Is the term Indian Summer racist?

It’s been an odd summer, weather-wise: roasting in April, cool in June and July, and just a few blazing weeks in August before the current chill September. So yesterday I mused, are we going to get an Indian summer?

And then I stopped thinking about the weather itself and started thinking about the term “Indian summer.” I had no idea where the term came from. The surface meaning—an unusually warm period between the leaves changing and the first snow—is harmless, but I had a sneaking suspicion that the origin of the term was racist.

Wikipedia gives three theories of the term’s etymology:

  1. That was when the Native Americans in the Northeast harvested their corns and squash.
  2. Raids on European colonies by native war parties were generally though to end in the fall, so summer-like weather in the fall was associated with more raids.
  3. Like “Indian giver,” it was based on the idea that Indians were deceitful: as false as summer in October.

So, that’s one non-racist explanation and two racist ones. I doubt anyone really knows how the term came about, although this article seems to trace the phrase as far back as it goes.

Likewise, there’s the Cleveland Indians. I don’t know much about Louis Sockalexis sports, but when I was reading Louis Sockalexis: Native American Baseball Pioneer, I was struck by this note in the backmatter:

“In 1915, two seasons after Louis Sockalexis’s death, the Cleveland Spiders were renamed the Cleveland Indians. Some baseball historians assert the name was chosen to honor Louis, while others argue that the team simply adopted the derogatory nickname sportswriters used back when Louis wore a Cleveland uniform.”

Is it a slur or is it an homage? Words have a rich history and their origins are important, but we reach a quandary when that history is lost. Is it just a team name or warm weather in late fall, or is it problematic? Can a term lose its racist connotations and be redeemed, or can a term that started honorably become racially charged when we look at it through a modern lens? Does it matter that most people use the terms innocently?

At Lee & Low Books, we would argue that words do matter–in fact, getting the right word is so important that our books often go through many rounds of revision before they go to print. Regardless of intention, words can hurt by opening old wounds or betraying a lack of understanding, even when their roots aren’t clear.

If there’s a question about whether they’re hurtful or not, our approach is: say it a different way. In this case, we like “Second Summer.” What about you?

Related reading:

The Miseducation of Native American Students

The Library of Congress Battle Over “Illegal Alien”

Author Monica Brown on Dehumanizing Language and the Immigration Debate

11 thoughts on “Is the term Indian Summer racist?”

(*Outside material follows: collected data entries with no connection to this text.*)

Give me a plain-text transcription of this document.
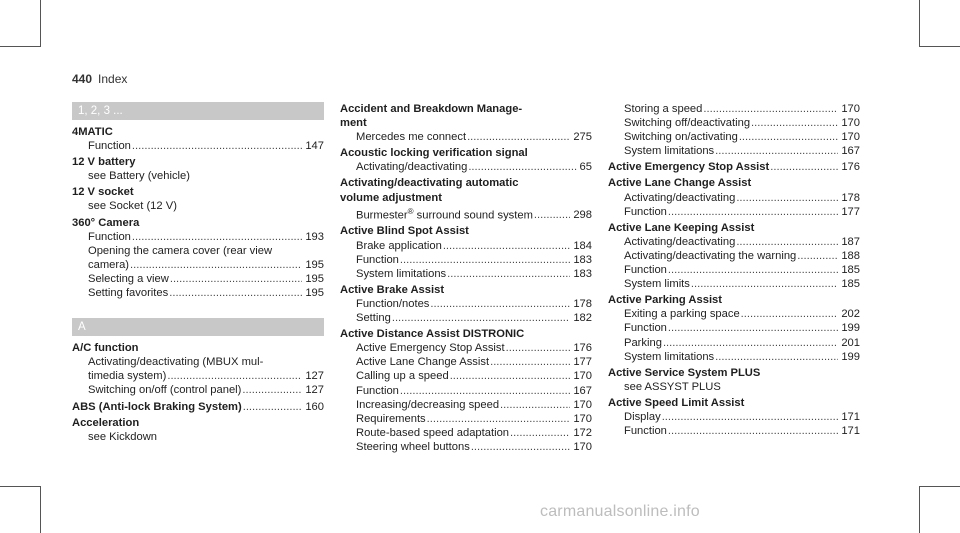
440 Index
1, 2, 3 ...
4MATIC
Function .....	147
12 V battery
see Battery (vehicle)
12 V socket
see Socket (12 V)
360° Camera
Function .....	193
Opening the camera cover (rear view
camera) .....	195
Selecting a view .....	195
Setting favorites .....	195
A
A/C function
Activating/deactivating (MBUX mul-
timedia system) .....	127
Switching on/off (control panel) .....	127
ABS (Anti-lock Braking System) .....	160
Acceleration
see Kickdown
Accident and Breakdown Manage-
ment
Mercedes me connect .....	275
Acoustic locking verification signal
Activating/deactivating .....	65
Activating/deactivating automatic
volume adjustment
Burmester® surround sound system .....	298
Active Blind Spot Assist
Brake application .....	184
Function .....	183
System limitations .....	183
Active Brake Assist
Function/notes .....	178
Setting .....	182
Active Distance Assist DISTRONIC
Active Emergency Stop Assist .....	176
Active Lane Change Assist .....	177
Calling up a speed .....	170
Function .....	167
Increasing/decreasing speed .....	170
Requirements .....	170
Route-based speed adaptation .....	172
Steering wheel buttons .....	170
Storing a speed .....	170
Switching off/deactivating .....	170
Switching on/activating .....	170
System limitations .....	167
Active Emergency Stop Assist .....	176
Active Lane Change Assist
Activating/deactivating .....	178
Function .....	177
Active Lane Keeping Assist
Activating/deactivating .....	187
Activating/deactivating the warning .....	188
Function .....	185
System limits .....	185
Active Parking Assist
Exiting a parking space .....	202
Function .....	199
Parking .....	201
System limitations .....	199
Active Service System PLUS
see ASSYST PLUS
Active Speed Limit Assist
Display .....	171
Function .....	171
carmanualsonline.info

  1. Here’s another alternative for the origins of Indian Summer: It is the generous season when hunting is good and the weather is cool enough to make preserving the meat easier. There isn’t deep snow on the ground yet, but it is cold. Sadly, we may indeed lose Indian Summer to global warming.

  2. Why can’t it just be an Autumn Summer: summer weather during the Autumn season…..

    1. I like Autumn Summer. I always thought the terms refers to the time when Native Americans harvest their crops but to the Harvest Moon which provided enough light so that they could harvest well into the night.

      1. I am confusing the two terms. The Harvest Moon is called the Harvest Moon because Native Americans harvested their crops into the night by the light of the moon.

  3. Had this conversation with friends and colleagues and we like : Little Summer, as it usually manifests for a short period of time.
    We also like : the Last Summer, as it is the last little bit of summer we get before long and dark winter.
    These conversations were had in French on Kanyen’kehà:ka unceded territory, what we currently call Montreal, Canada

  4. I was wondering about this same thing…obviously that’s why I am here. I suspect another explanation could be that when Europeans came here, they noticed that there was a short reprise of summer in fall. Maybe this is unusual in Europe? And, Natives, being the only residents at the time, it was called “Indian Summer”. Maybe as a ne weather phenomenon they had encountered. Total speculation on my part.

  5. You are taking too much juice out of the language. Do you also live your actual life in such a flaccid, cautious manner?

    I like words too. A little edge gives juice. Like what runs from your knife when you cut into a steak right off the grill.

    And Indian summer is way tamer than the above.

    It’s a good thing there’s still young men keeping you free. Where you can say what you want, do what you want. Not all the world has that. And it was won with blood. Of young men. Go watch a Marvel movie.